To celebrate Frederick Douglass’s birthday, Penn State will host an online “transcribe-a-thon” event this weekend to preserve the papers of an important Black woman activist.
Jim Casey is a Douglass Day co-director and an assistant professor of African American Studies at Penn State. He said Douglass Day has evolved in the five years since it began.
“Early sort of Douglass Day celebrations did things like collect funds to make Douglass’s house in D.C. a kind of national monument," Casey said.
Casey said this year Douglass Day will focus on transcribing the papers of Mary Church Terrell, who fought for Black civil rights and established the National Association of Colored Women.

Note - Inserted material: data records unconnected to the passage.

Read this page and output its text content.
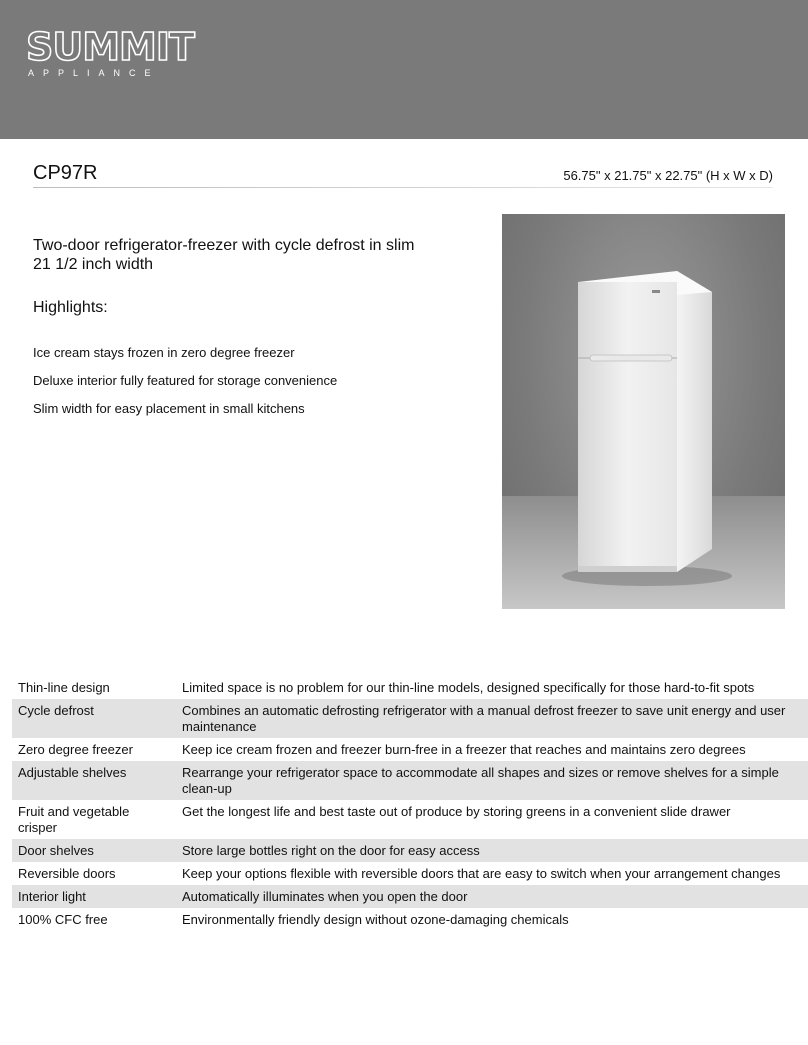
SUMMIT
APPLIANCE
CP97R	56.75" x 21.75" x 22.75" (H x W x D)
Two-door refrigerator-freezer with cycle defrost in slim 21 1/2 inch width
Highlights:
Ice cream stays frozen in zero degree freezer
Deluxe interior fully featured for storage convenience
Slim width for easy placement in small kitchens
Thin-line design	Limited space is no problem for our thin-line models, designed specifically for those hard-to-fit spots
Cycle defrost	Combines an automatic defrosting refrigerator with a manual defrost freezer to save unit energy and user maintenance
Zero degree freezer	Keep ice cream frozen and freezer burn-free in a freezer that reaches and maintains zero degrees
Adjustable shelves	Rearrange your refrigerator space to accommodate all shapes and sizes or remove shelves for a simple clean-up
Fruit and vegetable crisper	Get the longest life and best taste out of produce by storing greens in a convenient slide drawer
Door shelves	Store large bottles right on the door for easy access
Reversible doors	Keep your options flexible with reversible doors that are easy to switch when your arrangement changes
Interior light	Automatically illuminates when you open the door
100% CFC free	Environmentally friendly design without ozone-damaging chemicals
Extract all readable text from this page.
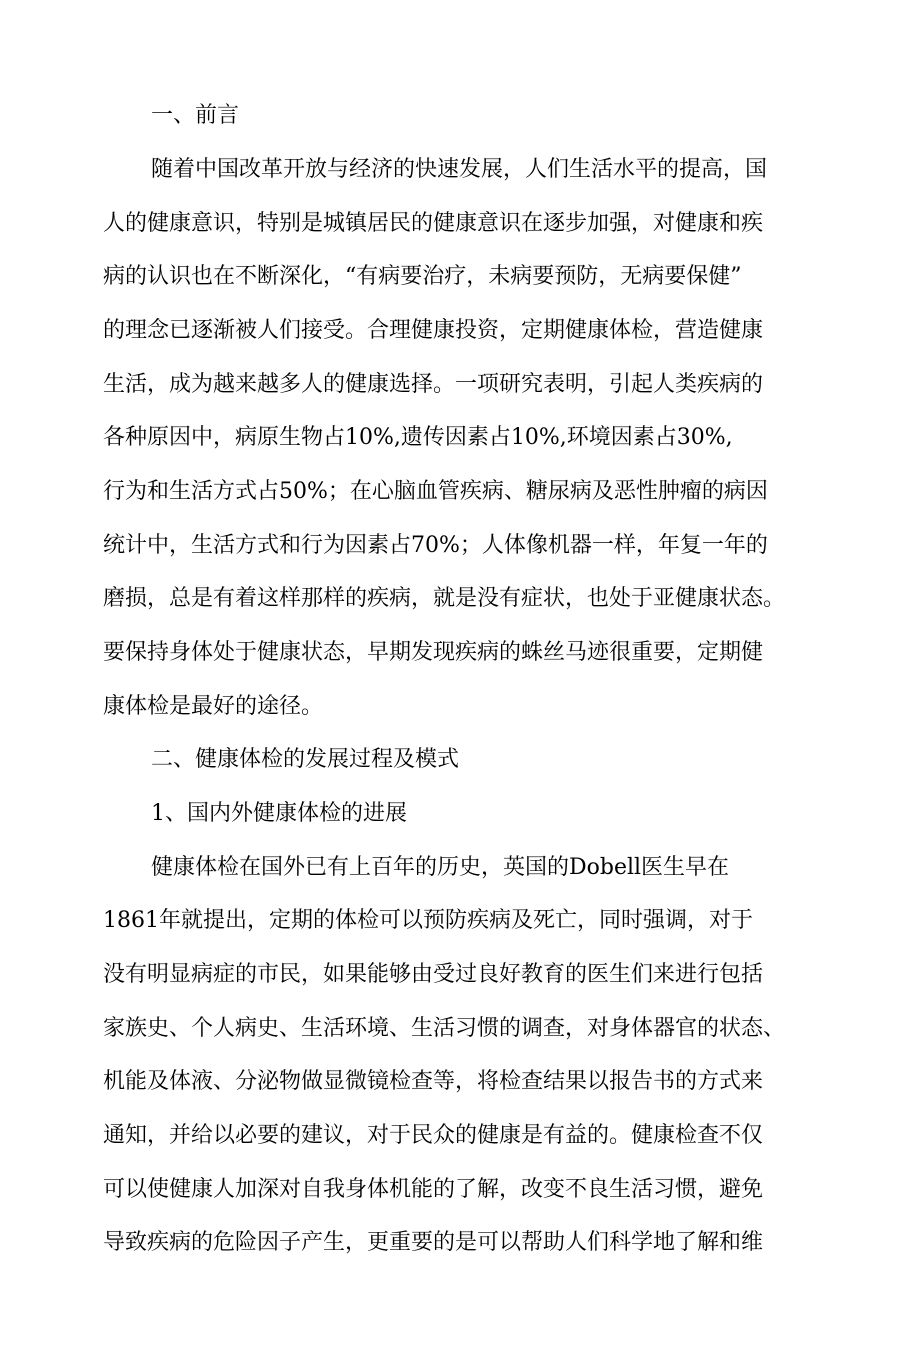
一、前言
随着中国改革开放与经济的快速发展，人们生活水平的提高，国
人的健康意识，特别是城镇居民的健康意识在逐步加强，对健康和疾
病的认识也在不断深化，“有病要治疗，未病要预防，无病要保健”
的理念已逐渐被人们接受。合理健康投资，定期健康体检，营造健康
生活，成为越来越多人的健康选择。一项研究表明，引起人类疾病的
各种原因中，病原生物占10%,遗传因素占10%,环境因素占30%,
行为和生活方式占50%；在心脑血管疾病、糖尿病及恶性肿瘤的病因
统计中，生活方式和行为因素占70%；人体像机器一样，年复一年的
磨损，总是有着这样那样的疾病，就是没有症状，也处于亚健康状态。
要保持身体处于健康状态，早期发现疾病的蛛丝马迹很重要，定期健
康体检是最好的途径。
二、健康体检的发展过程及模式
1、国内外健康体检的进展
健康体检在国外已有上百年的历史，英国的Dobell医生早在
1861年就提出，定期的体检可以预防疾病及死亡，同时强调，对于
没有明显病症的市民，如果能够由受过良好教育的医生们来进行包括
家族史、个人病史、生活环境、生活习惯的调查，对身体器官的状态、
机能及体液、分泌物做显微镜检查等，将检查结果以报告书的方式来
通知，并给以必要的建议，对于民众的健康是有益的。健康检查不仅
可以使健康人加深对自我身体机能的了解，改变不良生活习惯，避免
导致疾病的危险因子产生，更重要的是可以帮助人们科学地了解和维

“We have things like brochures from the school plays that she organized or flyers from marches that she organized for women's voting rights in the early 1920’s,” Casey said.
Denise Burgher is a Douglass Day organizer and a PhD student at the University of Delaware. She said more than 7,000 people have signed up to participate in this year’s virtual event.

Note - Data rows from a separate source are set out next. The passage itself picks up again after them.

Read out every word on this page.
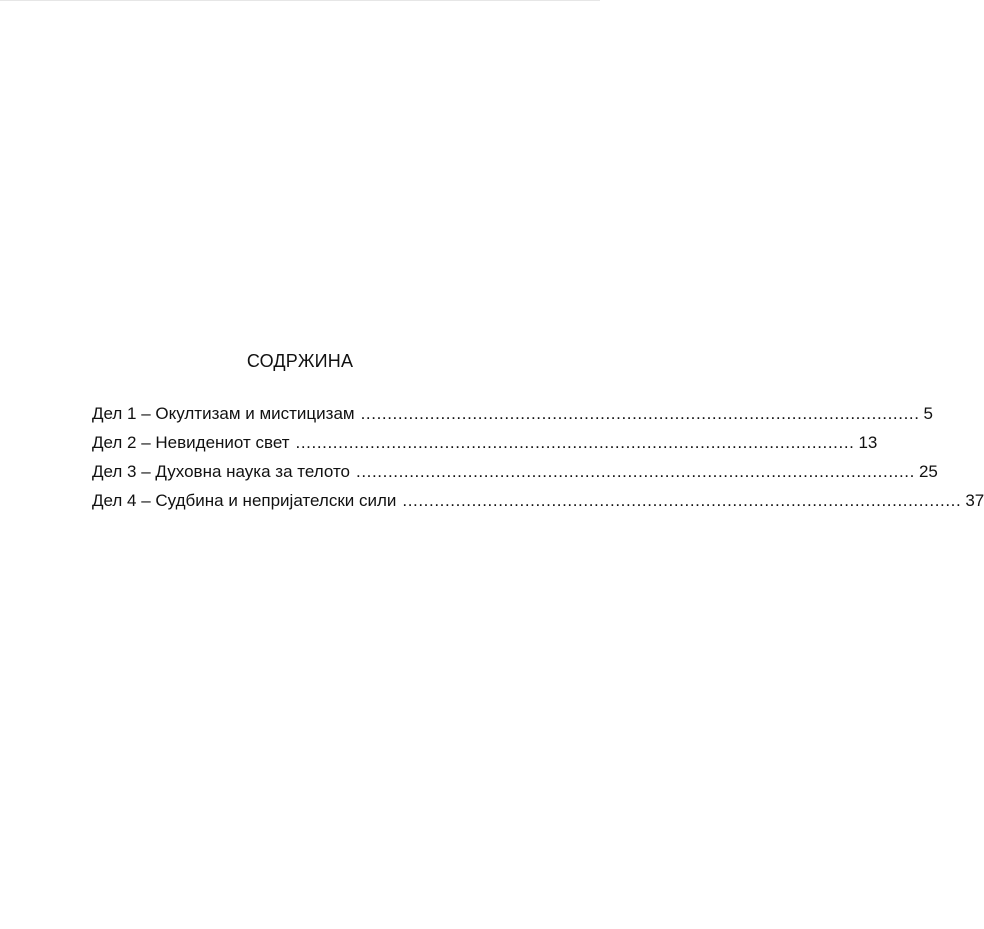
СОДРЖИНА
Дел 1 – Окултизам и мистицизам ......................................................................................................... 5
Дел 2 – Невидениот свет ......................................................................................................... 13
Дел 3 – Духовна наука за телото ......................................................................................................... 25
Дел 4 – Судбина и непријателски сили ......................................................................................................... 37
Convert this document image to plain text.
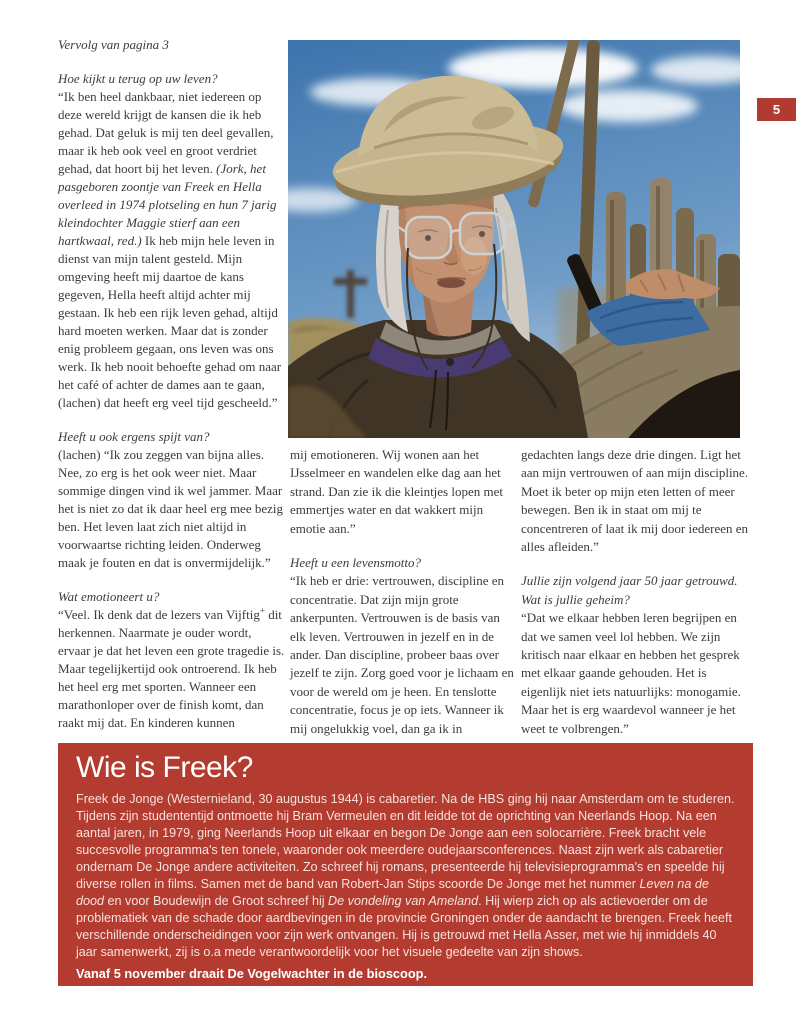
5

Vervolg van pagina 3

Hoe kijkt u terug op uw leven?

“Ik ben heel dankbaar, niet iedereen op deze wereld krijgt de kansen die ik heb gehad. Dat geluk is mij ten deel gevallen, maar ik heb ook veel en groot verdriet gehad, dat hoort bij het leven. (Jork, het pasgeboren zoontje van Freek en Hella overleed in 1974 plotseling en hun 7 jarig kleindochter Maggie stierf aan een hartkwaal, red.) Ik heb mijn hele leven in dienst van mijn talent gesteld. Mijn omgeving heeft mij daartoe de kans gegeven, Hella heeft altijd achter mij gestaan. Ik heb een rijk leven gehad, altijd hard moeten werken. Maar dat is zonder enig probleem gegaan, ons leven was ons werk. Ik heb nooit behoefte gehad om naar het café of achter de dames aan te gaan, (lachen) dat heeft erg veel tijd gescheeld.”

Heeft u ook ergens spijt van?

(lachen) “Ik zou zeggen van bijna alles. Nee, zo erg is het ook weer niet. Maar sommige dingen vind ik wel jammer. Maar het is niet zo dat ik daar heel erg mee bezig ben. Het leven laat zich niet altijd in voorwaartse richting leiden. Onderweg maak je fouten en dat is onvermijdelijk.”

Wat emotioneert u?

“Veel. Ik denk dat de lezers van Vijftig+ dit herkennen. Naarmate je ouder wordt, ervaar je dat het leven een grote tragedie is. Maar tegelijkertijd ook ontroerend. Ik heb het heel erg met sporten. Wanneer een marathonloper over de finish komt, dan raakt mij dat. En kinderen kunnen

mij emotioneren. Wij wonen aan het IJsselmeer en wandelen elke dag aan het strand. Dan zie ik die kleintjes lopen met emmertjes water en dat wakkert mijn emotie aan.”

Heeft u een levensmotto?

“Ik heb er drie: vertrouwen, discipline en concentratie. Dat zijn mijn grote ankerpunten. Vertrouwen is de basis van elk leven. Vertrouwen in jezelf en in de ander. Dan discipline, probeer baas over jezelf te zijn. Zorg goed voor je lichaam en voor de wereld om je heen. En tenslotte concentratie, focus je op iets. Wanneer ik mij ongelukkig voel, dan ga ik in

gedachten langs deze drie dingen. Ligt het aan mijn vertrouwen of aan mijn discipline. Moet ik beter op mijn eten letten of meer bewegen. Ben ik in staat om mij te concentreren of laat ik mij door iedereen en alles afleiden.”

Jullie zijn volgend jaar 50 jaar getrouwd. Wat is jullie geheim?

“Dat we elkaar hebben leren begrijpen en dat we samen veel lol hebben. We zijn kritisch naar elkaar en hebben het gesprek met elkaar gaande gehouden. Het is eigenlijk niet iets natuurlijks: monogamie. Maar het is erg waardevol wanneer je het weet te volbrengen.”

Wie is Freek?

Freek de Jonge (Westernieland, 30 augustus 1944) is cabaretier. Na de HBS ging hij naar Amsterdam om te studeren. Tijdens zijn studententijd ontmoette hij Bram Vermeulen en dit leidde tot de oprichting van Neerlands Hoop. Na een aantal jaren, in 1979, ging Neerlands Hoop uit elkaar en begon De Jonge aan een solocarrière. Freek bracht vele succesvolle programma's ten tonele, waaronder ook meerdere oudejaarsconferences. Naast zijn werk als cabaretier ondernam De Jonge andere activiteiten. Zo schreef hij romans, presenteerde hij televisieprogramma's en speelde hij diverse rollen in films. Samen met de band van Robert-Jan Stips scoorde De Jonge met het nummer Leven na de dood en voor Boudewijn de Groot schreef hij De vondeling van Ameland. Hij wierp zich op als actievoerder om de problematiek van de schade door aardbevingen in de provincie Groningen onder de aandacht te brengen. Freek heeft verschillende onderscheidingen voor zijn werk ontvangen. Hij is getrouwd met Hella Asser, met wie hij inmiddels 40 jaar samenwerkt, zij is o.a mede verantwoordelijk voor het visuele gedeelte van zijn shows.

Vanaf 5 november draait De Vogelwachter in de bioscoop.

“These documents, unless you have millions of dollars and a large staff, need to be transcribed in order for them to be accessible, searchable, etcetera. So that actually requires crowdsourcing,” Burgher said.
In addition to transcribing, the event will feature speakers like Congresswoman Eleanor Holmes Norton and descendants of Mary Church Terrell.
There’s also a competition to bake the best birthday cake for Frederick Douglass.
Events start Friday at noon and run through the weekend.